Throughout our consideration of the Bill, I have taken the view that we should be less interested in passing legislation that sounds good and more interested in passing legislation that works. We need the regulator to be able to encourage and enforce improvements in online safety effectively. That means asking the online platforms to address the harms that it is within their power to address, and to relate clearly the design or operation of the systems that they have put in place.
The difficulty with the wording of the Lords amendments is that they bring into the ambit of the legislation behaviours that are not necessarily enabled or created by the design or operation of the service. The language used is
“features, functionalities or behaviours (including those enabled or created by the design or operation of the service) that are harmful to children”—
in other words, not limited to those that are enabled or created by the service. It is a step too far to make platforms accountable for all behaviours that are harmful to children without the clarity of that link to what the platform has itself done. For that reason, I cannot support those Lords amendments.

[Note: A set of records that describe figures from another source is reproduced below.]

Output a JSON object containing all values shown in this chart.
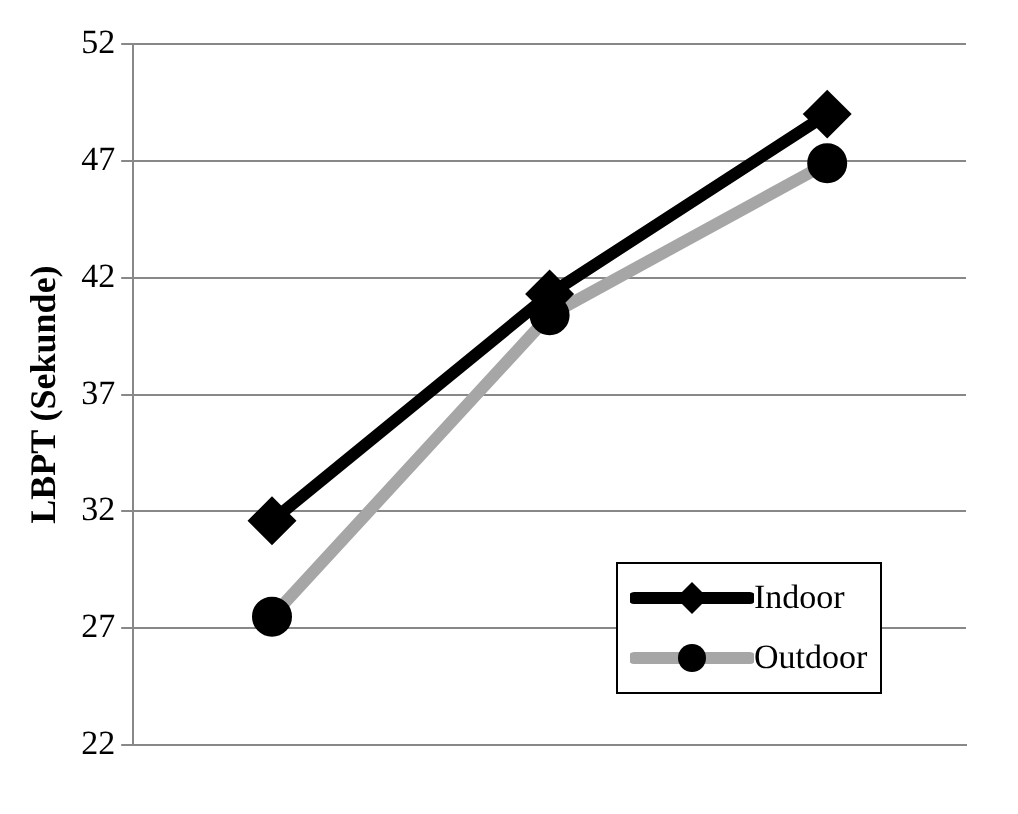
{
  "chart_data": {
    "type": "line",
    "ylabel": "LBPT (Sekunde)",
    "categories": [
      null,
      null,
      null
    ],
    "series": [
      {
        "name": "Indoor",
        "color": "#000000",
        "marker": "diamond",
        "values": [
          31.6,
          41.3,
          49.0
        ]
      },
      {
        "name": "Outdoor",
        "color": "#a6a6a6",
        "marker": "circle",
        "values": [
          27.5,
          40.4,
          46.9
        ]
      }
    ],
    "ylim": [
      22,
      52
    ],
    "yticks": [
      22,
      27,
      32,
      37,
      42,
      47,
      52
    ],
    "grid": "y",
    "legend": "bottom right",
    "line_style": "solid"
  }
}
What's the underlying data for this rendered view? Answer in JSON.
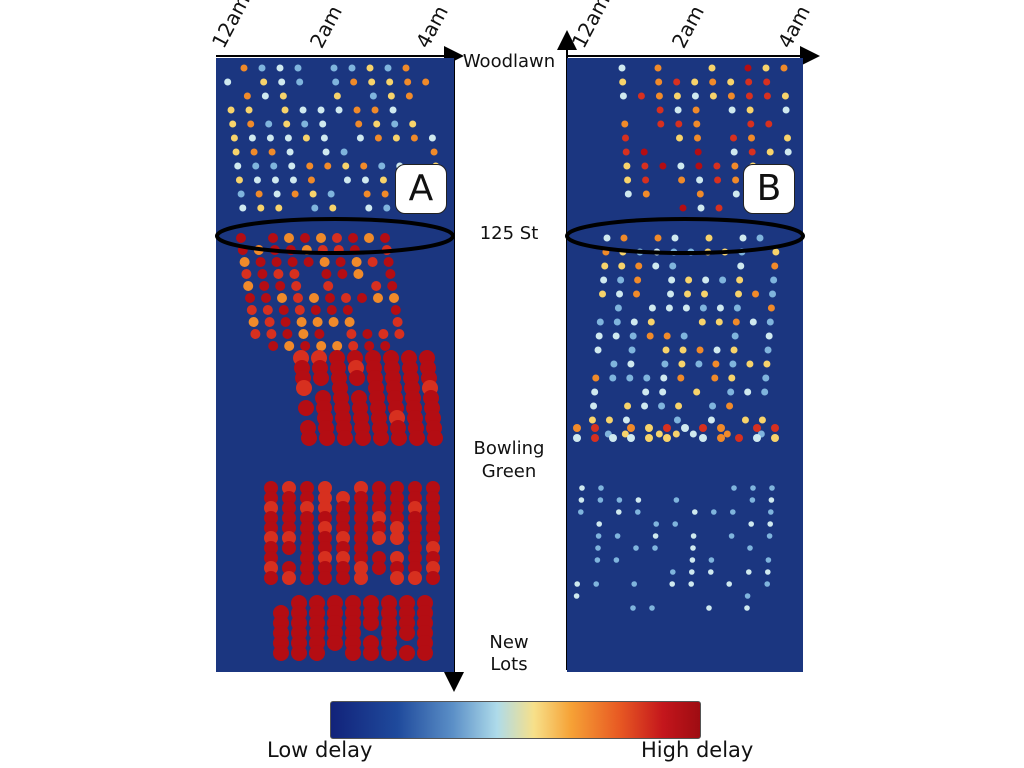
{
  "chart_data": {
    "type": "heatmap",
    "panels": [
      {
        "label": "A",
        "x_ticks": [
          "12am",
          "2am",
          "4am"
        ],
        "highlight": "125 St"
      },
      {
        "label": "B",
        "x_ticks": [
          "12am",
          "2am",
          "4am"
        ],
        "highlight": "125 St"
      }
    ],
    "y_labels": [
      "Woodlawn",
      "125 St",
      "Bowling Green",
      "New Lots"
    ],
    "colorbar": {
      "low_label": "Low delay",
      "high_label": "High delay"
    },
    "colors": {
      "background": "#1b3680",
      "low": "#12237a",
      "high": "#9e0c12"
    }
  },
  "labels": {
    "tick_12am": "12am",
    "tick_2am": "2am",
    "tick_4am": "4am",
    "woodlawn": "Woodlawn",
    "st125": "125 St",
    "bowling_1": "Bowling",
    "bowling_2": "Green",
    "newlots_1": "New",
    "newlots_2": "Lots",
    "panel_a": "A",
    "panel_b": "B",
    "low_delay": "Low delay",
    "high_delay": "High delay"
  }
}
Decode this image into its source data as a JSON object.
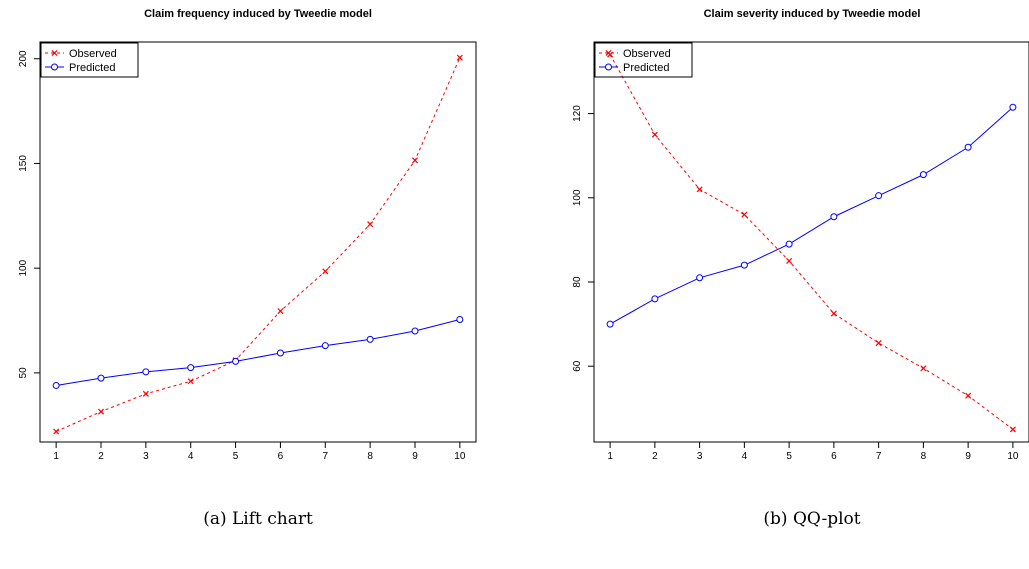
{
  "chart_data": [
    {
      "type": "line",
      "title": "Claim frequency induced by Tweedie model",
      "caption": "(a) Lift chart",
      "xlabel": "",
      "ylabel": "",
      "x": [
        1,
        2,
        3,
        4,
        5,
        6,
        7,
        8,
        9,
        10
      ],
      "xticks": [
        "1",
        "2",
        "3",
        "4",
        "5",
        "6",
        "7",
        "8",
        "9",
        "10"
      ],
      "yticks": [
        50,
        100,
        150,
        200
      ],
      "ylim": [
        17,
        208
      ],
      "legend": "top-left",
      "series": [
        {
          "name": "Observed",
          "color": "#ff0000",
          "style": "dashed",
          "marker": "x",
          "values": [
            22,
            31.5,
            40,
            46,
            56,
            79.5,
            98.5,
            121,
            151.5,
            200.5
          ]
        },
        {
          "name": "Predicted",
          "color": "#0000ff",
          "style": "solid",
          "marker": "circle",
          "values": [
            44,
            47.5,
            50.5,
            52.5,
            55.5,
            59.5,
            63,
            66,
            70,
            75.5
          ]
        }
      ]
    },
    {
      "type": "line",
      "title": "Claim severity induced by Tweedie model",
      "caption": "(b) QQ-plot",
      "xlabel": "",
      "ylabel": "",
      "x": [
        1,
        2,
        3,
        4,
        5,
        6,
        7,
        8,
        9,
        10
      ],
      "xticks": [
        "1",
        "2",
        "3",
        "4",
        "5",
        "6",
        "7",
        "8",
        "9",
        "10"
      ],
      "yticks": [
        60,
        80,
        100,
        120
      ],
      "ylim": [
        42,
        137
      ],
      "legend": "top-left",
      "series": [
        {
          "name": "Observed",
          "color": "#ff0000",
          "style": "dashed",
          "marker": "x",
          "values": [
            134,
            115,
            102,
            96,
            85,
            72.5,
            65.5,
            59.5,
            53,
            45
          ]
        },
        {
          "name": "Predicted",
          "color": "#0000ff",
          "style": "solid",
          "marker": "circle",
          "values": [
            70,
            76,
            81,
            84,
            89,
            95.5,
            100.5,
            105.5,
            112,
            121.5
          ]
        }
      ]
    }
  ]
}
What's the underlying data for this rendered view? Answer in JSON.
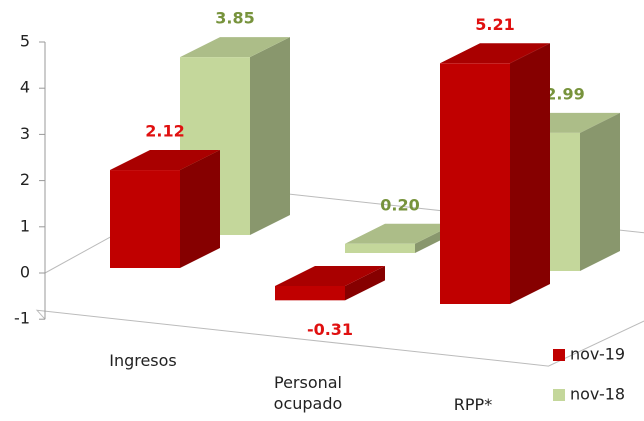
{
  "chart_data": {
    "type": "bar3d",
    "categories": [
      "Ingresos",
      "Personal ocupado",
      "RPP*"
    ],
    "series": [
      {
        "name": "nov-19",
        "color": "#c00000",
        "label_color": "#e01010",
        "values": [
          2.12,
          -0.31,
          5.21
        ],
        "value_labels": [
          "2.12",
          "-0.31",
          "5.21"
        ]
      },
      {
        "name": "nov-18",
        "color": "#c4d79b",
        "label_color": "#77933c",
        "values": [
          3.85,
          0.2,
          2.99
        ],
        "value_labels": [
          "3.85",
          "0.20",
          "2.99"
        ]
      }
    ],
    "ylim": [
      -1,
      5
    ],
    "yticks": [
      -1,
      0,
      1,
      2,
      3,
      4,
      5
    ],
    "legend": "bottom-right"
  }
}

However, the Government have proposed a sensible alternative approach in their amendments in lieu, particularly in relation to Lords amendments 17 and Lords amendment 81, which relates to search services. The Government amendments in lieu capture the central point that design of a service can lead to harm and require a service to assess that as part of the children’s risk assessment process. That is a significant expansion of a service’s responsibilities in the risk assessment process which reflects not just ongoing concern about types of harm that were not adequately captured in the Bill so far but the positive moves we have all sought to make towards safety by design as an important preventive concept in online safety.
I also think it is important, given the potential scale of this expanded responsibility, to make clear that the concept of proportionality applies to a service’s approach to this element of assessment and mitigation of risk, as it does throughout the Bill, and I hope the Minister will be able to do that when he winds up the debate.